I am quite proud of this work, It’s a lot of thinking to do in one weekend. That said, there are still gaps. I have $\textbf{NOT}$ yet supported (or simply won’t support) the following patterns:

• $\textbf{Randomized Executions:}$ $\texttt{Randomized}\Big(A, Op_B)$ — The number of executions of $\texttt{Op_B}$ is distributed by some other distribution $\texttt{A}$. This can be useful for modeling $\textbf{(1)}$ retry and failure behavior and $\textbf{(2)}$ contingent results. For $\textbf{(1)}$, assume $Op_B$ must be retried $k$ times, where $k \sim A$. For $\textbf{(2)}$, we may wish to model a behavior where $Op_B$ is intentionally called $k \sim A$ times, for example, to return all paginated results. I didn’t include these on my first pass because $A$ isn’t an operation with an execution time, rather it’s just a fact about the system. We can model this behavior, but it will take some additional research. This type of behavior can be thought of as the composition of generating functions $\text{i.e.} \ \varphi_A \circ \varphi_{Op_B}$, see Klenke’s Probability Theory, Thm. 3.8.

  • $\textbf{Update}$ (09/09/24) — Added this! I opted for the naive solution that runs in $\mathcal{O}\left(m n\ln\Big(n)\right)$ where $m := |A|$. There is a better algorithm, but since $m$ is low by design, the naive approach is likely viable. The example below assumes $Op_B \sim \text{Exp}\Big(0.05)$, and retries are distributed geometrically with $p=1/2$. Because these are nice distributions, we can verify the results of $\texttt{Randomized}\Big(A, Op_B)$ analytically by integrating the $\textit{pdf}$ of the Erlang distribution.

  func main() {
      var (
          distUpperBound    = 1 << 12
          maxRetries        = 12.0
          retryDistribution = make(sysmodel.Distribution, int(maxRetries))
          successRate       = 0.5
      )
  
      d := make(sysmodel.Distribution, distUpperBound)
      stdExpon := distuv.Exponential{Rate: 0.05}
      for i := 1; i < distUpperBound; i++ {
          d[i-1] = stdExpon.CDF(float64(i)) - stdExpon.CDF(float64(i-1))
      }
  
      for i := 0; i < len(retryDistribution); i++ {
          retryDistribution[i] = successRate * math.Pow(1-successRate, float64(i))
      }
  
      result := sysmodel.Randomized(retryDistribution, d)
      for _, q := range []float64{0.01, 0.5, 0.90, 0.99, 0.999} {
          soln := result.Percentile(q)
          fmt.Printf("%.3f \t %5d\n", q, soln)
      }
  }

  Percentile	1.0	50.0	90.0	99.0	99.9
  Time (Computed)	0	27	91	182	278
  Time (Simulated)	0	27	92	183	273
  Time (Analytic)	0	27	92	184	283

  

• $\textbf{Correlation}$ — A fundamental assumption of this package is that all responses are independently distributed.

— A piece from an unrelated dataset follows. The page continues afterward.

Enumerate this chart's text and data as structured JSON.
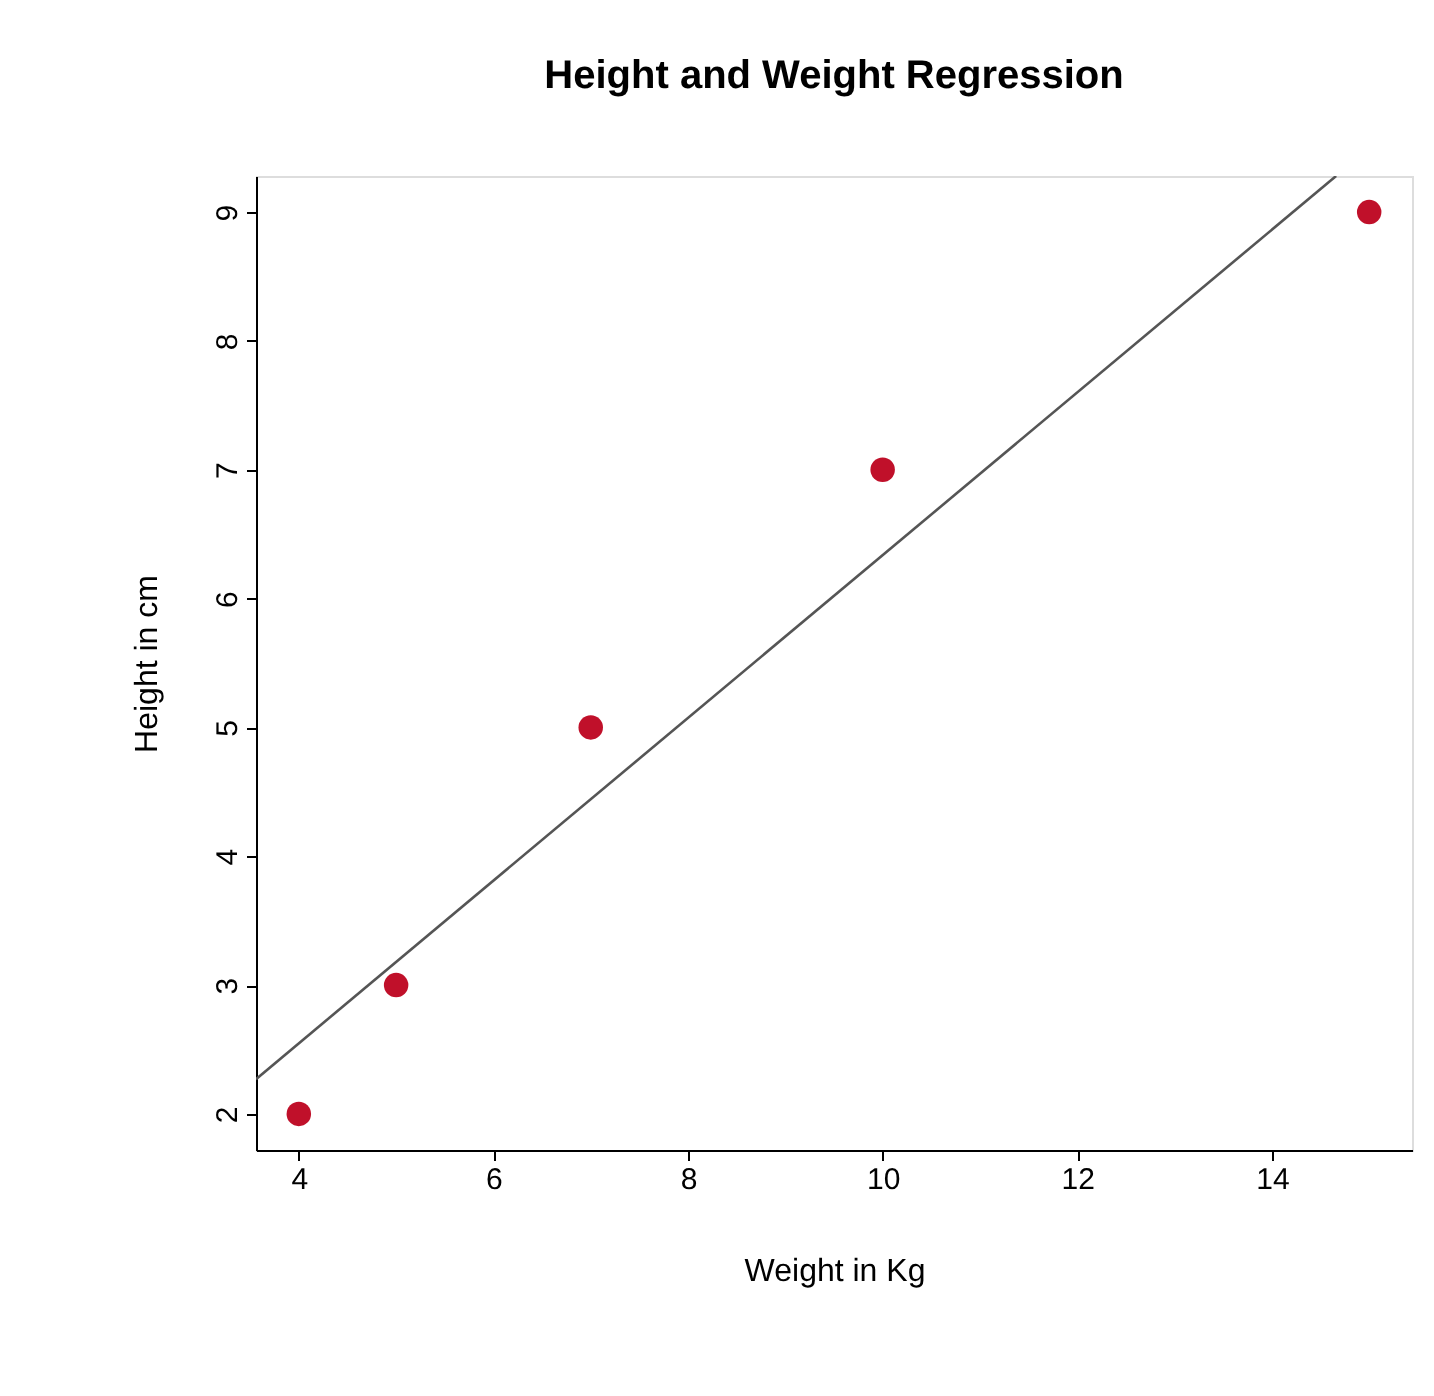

It would not be suitable to model the performance of 10,000 concurrent executions against an endpoint that’s not written to support high concurrency. We cannot magically know the resource constrains of a system, I trust the user to apply a $\textit{teensy}$ amount of common sense here…

• $\textbf{Non-Uniform Samples}$ — The FFT depends on uniform sampling. This makes variable-sized buckets from a metrics collection system like Prometheus an invalid choice for seeding a fundamental operation. One could manipulate Prometheus to store $2^15$ values for each histogram, but I suspect many people at your job would be upset with you if you tried.

• $\textbf{Unbounded Variables}$ — This code was written with bounded, discrete distributions in mind. Because I depend on highly-detailed data to form the distributions of fundamental operations, it’s left to the user to graft meaning onto the input data. A natural choice may be “the $j^{th}$ index of the input distribution represents a $j$ millisecond response”, but the code doesn’t enforce this in any way. Additionally, my code makes aggressive optimizations on input distributions with exponentially decreasing tails. If a fundamental distribution is bimodal (e.g. perhaps a call has a timeout at $2^12 \text{ms}$) it’s unlikely to benefit from these shortcuts.